Following a critically panned but commercially successful 2014 full-length effort, “Get Hurt,” composed of material inspired by the divorce of Fallon and his wife of 10-years, The Gaslight Anthem announced a hiatus in 2015, one that briefly ended earlier this summer.
In the wake of that break, Fallon cut a pair of well-received solo records – “Painkillers” (2015) and “Sleepwalkers” (2018) – on which he explored his roots as a Central Jersey songwriter brought up on a mix of Motown staples, classic-rock royalty and ‘90s grunge-punk.
It was during this stint Fallon said his solo path became clear.
“I came to a place in my life where there wasn’t another choice, because any other option won’t let you feel like yourself. It would be disingenuous,” Fallon said of an internal emotional struggle that led to the band’s separation, and his current individual endeavor.
“The only option is to follow this unknown path. And I have no idea if this is gonna work out, but that’s OK. Because that’s where you were when you first started.”
Fallon said he jumped in with both feet back in January, when he delivered a poorly kept secret solo performance at The Basie, a trial run of sorts, before returning to the scene on Friday.
He said he feels a special connection to the theater, a bond rooted in both musical and familial history.

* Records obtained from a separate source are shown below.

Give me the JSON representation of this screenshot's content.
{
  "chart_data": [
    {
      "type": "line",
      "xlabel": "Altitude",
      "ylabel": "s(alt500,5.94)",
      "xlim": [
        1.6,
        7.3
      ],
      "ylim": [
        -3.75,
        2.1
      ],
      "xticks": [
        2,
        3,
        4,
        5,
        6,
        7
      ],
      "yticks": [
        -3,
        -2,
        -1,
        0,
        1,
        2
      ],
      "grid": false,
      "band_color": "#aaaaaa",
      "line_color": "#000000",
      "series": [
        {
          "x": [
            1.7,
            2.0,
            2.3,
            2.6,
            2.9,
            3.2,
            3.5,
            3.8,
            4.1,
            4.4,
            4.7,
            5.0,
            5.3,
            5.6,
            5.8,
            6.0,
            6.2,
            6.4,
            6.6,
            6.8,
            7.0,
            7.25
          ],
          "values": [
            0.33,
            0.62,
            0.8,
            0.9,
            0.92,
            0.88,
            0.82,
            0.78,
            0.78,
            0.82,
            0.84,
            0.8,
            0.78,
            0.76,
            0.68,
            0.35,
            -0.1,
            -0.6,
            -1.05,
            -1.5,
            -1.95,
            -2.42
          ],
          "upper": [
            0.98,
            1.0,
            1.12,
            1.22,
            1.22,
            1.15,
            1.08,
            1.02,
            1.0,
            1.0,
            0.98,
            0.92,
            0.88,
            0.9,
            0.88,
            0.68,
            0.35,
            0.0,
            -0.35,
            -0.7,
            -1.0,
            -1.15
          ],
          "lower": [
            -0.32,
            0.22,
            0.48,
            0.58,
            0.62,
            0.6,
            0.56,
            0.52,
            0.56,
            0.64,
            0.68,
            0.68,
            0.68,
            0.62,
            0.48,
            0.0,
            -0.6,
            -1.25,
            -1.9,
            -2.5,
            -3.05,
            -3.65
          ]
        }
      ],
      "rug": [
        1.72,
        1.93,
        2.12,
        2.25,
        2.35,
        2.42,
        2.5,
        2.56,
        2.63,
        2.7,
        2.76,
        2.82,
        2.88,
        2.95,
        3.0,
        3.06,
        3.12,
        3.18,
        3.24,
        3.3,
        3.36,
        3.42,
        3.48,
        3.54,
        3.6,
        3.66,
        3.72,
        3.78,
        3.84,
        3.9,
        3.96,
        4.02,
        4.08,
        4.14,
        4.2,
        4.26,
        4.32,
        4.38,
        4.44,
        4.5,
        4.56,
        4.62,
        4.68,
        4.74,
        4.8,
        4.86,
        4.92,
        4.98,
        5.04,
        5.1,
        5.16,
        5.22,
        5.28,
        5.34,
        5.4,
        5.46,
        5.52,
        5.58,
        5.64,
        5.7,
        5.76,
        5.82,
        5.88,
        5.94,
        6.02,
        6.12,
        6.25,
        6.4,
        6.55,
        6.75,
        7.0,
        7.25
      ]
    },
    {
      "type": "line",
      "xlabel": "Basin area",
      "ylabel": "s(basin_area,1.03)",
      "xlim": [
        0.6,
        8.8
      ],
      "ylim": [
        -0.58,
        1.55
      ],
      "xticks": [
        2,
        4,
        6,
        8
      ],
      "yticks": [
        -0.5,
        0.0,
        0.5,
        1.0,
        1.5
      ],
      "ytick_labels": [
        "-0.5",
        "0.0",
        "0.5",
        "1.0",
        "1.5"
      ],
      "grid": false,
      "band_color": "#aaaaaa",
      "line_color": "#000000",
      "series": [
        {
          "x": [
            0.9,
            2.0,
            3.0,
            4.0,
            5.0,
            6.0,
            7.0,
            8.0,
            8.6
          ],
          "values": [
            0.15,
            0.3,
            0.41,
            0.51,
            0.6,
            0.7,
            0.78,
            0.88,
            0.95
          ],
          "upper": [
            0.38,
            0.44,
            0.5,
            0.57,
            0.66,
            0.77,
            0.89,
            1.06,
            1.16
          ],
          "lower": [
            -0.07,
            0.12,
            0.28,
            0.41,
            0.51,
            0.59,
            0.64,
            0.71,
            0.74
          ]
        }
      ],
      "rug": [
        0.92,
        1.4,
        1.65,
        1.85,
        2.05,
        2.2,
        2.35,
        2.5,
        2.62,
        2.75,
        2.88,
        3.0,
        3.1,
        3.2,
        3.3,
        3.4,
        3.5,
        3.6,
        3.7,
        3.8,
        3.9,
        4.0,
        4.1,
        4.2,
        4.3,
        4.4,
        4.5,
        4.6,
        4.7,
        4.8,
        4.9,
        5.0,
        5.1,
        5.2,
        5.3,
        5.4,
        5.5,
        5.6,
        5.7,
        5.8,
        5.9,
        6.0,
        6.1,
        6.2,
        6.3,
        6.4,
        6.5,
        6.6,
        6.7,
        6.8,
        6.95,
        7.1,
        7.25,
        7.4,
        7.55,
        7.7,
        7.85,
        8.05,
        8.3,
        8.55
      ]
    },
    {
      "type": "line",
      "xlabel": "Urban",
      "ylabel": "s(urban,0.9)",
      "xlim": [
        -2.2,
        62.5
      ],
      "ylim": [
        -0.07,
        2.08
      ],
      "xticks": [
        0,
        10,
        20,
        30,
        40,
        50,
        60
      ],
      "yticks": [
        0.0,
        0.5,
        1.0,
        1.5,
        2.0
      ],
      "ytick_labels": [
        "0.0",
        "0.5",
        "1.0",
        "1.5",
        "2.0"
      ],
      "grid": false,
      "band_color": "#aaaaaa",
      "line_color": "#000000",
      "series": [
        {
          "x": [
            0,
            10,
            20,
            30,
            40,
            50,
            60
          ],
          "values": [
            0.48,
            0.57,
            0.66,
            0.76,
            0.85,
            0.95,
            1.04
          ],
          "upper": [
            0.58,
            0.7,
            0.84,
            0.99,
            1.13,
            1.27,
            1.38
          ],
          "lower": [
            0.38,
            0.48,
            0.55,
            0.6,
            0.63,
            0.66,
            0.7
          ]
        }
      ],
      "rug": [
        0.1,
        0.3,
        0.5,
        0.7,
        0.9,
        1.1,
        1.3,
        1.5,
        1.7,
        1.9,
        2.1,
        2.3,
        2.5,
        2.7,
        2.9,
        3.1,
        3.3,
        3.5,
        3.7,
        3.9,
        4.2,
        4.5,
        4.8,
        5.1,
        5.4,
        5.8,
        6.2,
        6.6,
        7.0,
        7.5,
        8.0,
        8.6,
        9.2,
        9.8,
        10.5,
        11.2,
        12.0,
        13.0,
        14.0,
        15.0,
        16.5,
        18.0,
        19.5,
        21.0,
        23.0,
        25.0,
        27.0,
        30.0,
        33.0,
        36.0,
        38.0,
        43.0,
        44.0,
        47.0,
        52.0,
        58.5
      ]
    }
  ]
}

“When I was a kid living in Red Bank, my grandmother would tell me stories about shows she saw there, big band stuff and of course Count Basie. It’s a place that’s been in my life forever, and somewhere I always wanted to play.”
Fallon also expanded on personal experiences he’s had at the venue, including a haunting showcase in November 2013, when the late Soundgarden founder Chris Cornell delivered a career-spanning performance in a similar solo setting, a display he said influenced him to make his own stand at The Basie.
“I’ve been a Soundgarden fan for a long time, and that was a different animal,” Fallon said. “To see him up there by himself doing all these songs I’ve known forever; for me it added another layer to his personality and capability as a songwriter.”
“That was a very special moment, and it made me realize that one day I wanted to do something like that. Just go up there and sit down with nothing to hide behind, and tell the stories of the songs and your life. You can share your soul with an audience, and without all the lights and sound it comes through much clearer.”
Limited tickets for the event are still available at thebasie.org or by visiting The Count Basie Center for the Arts box office at 99 Monmouth St.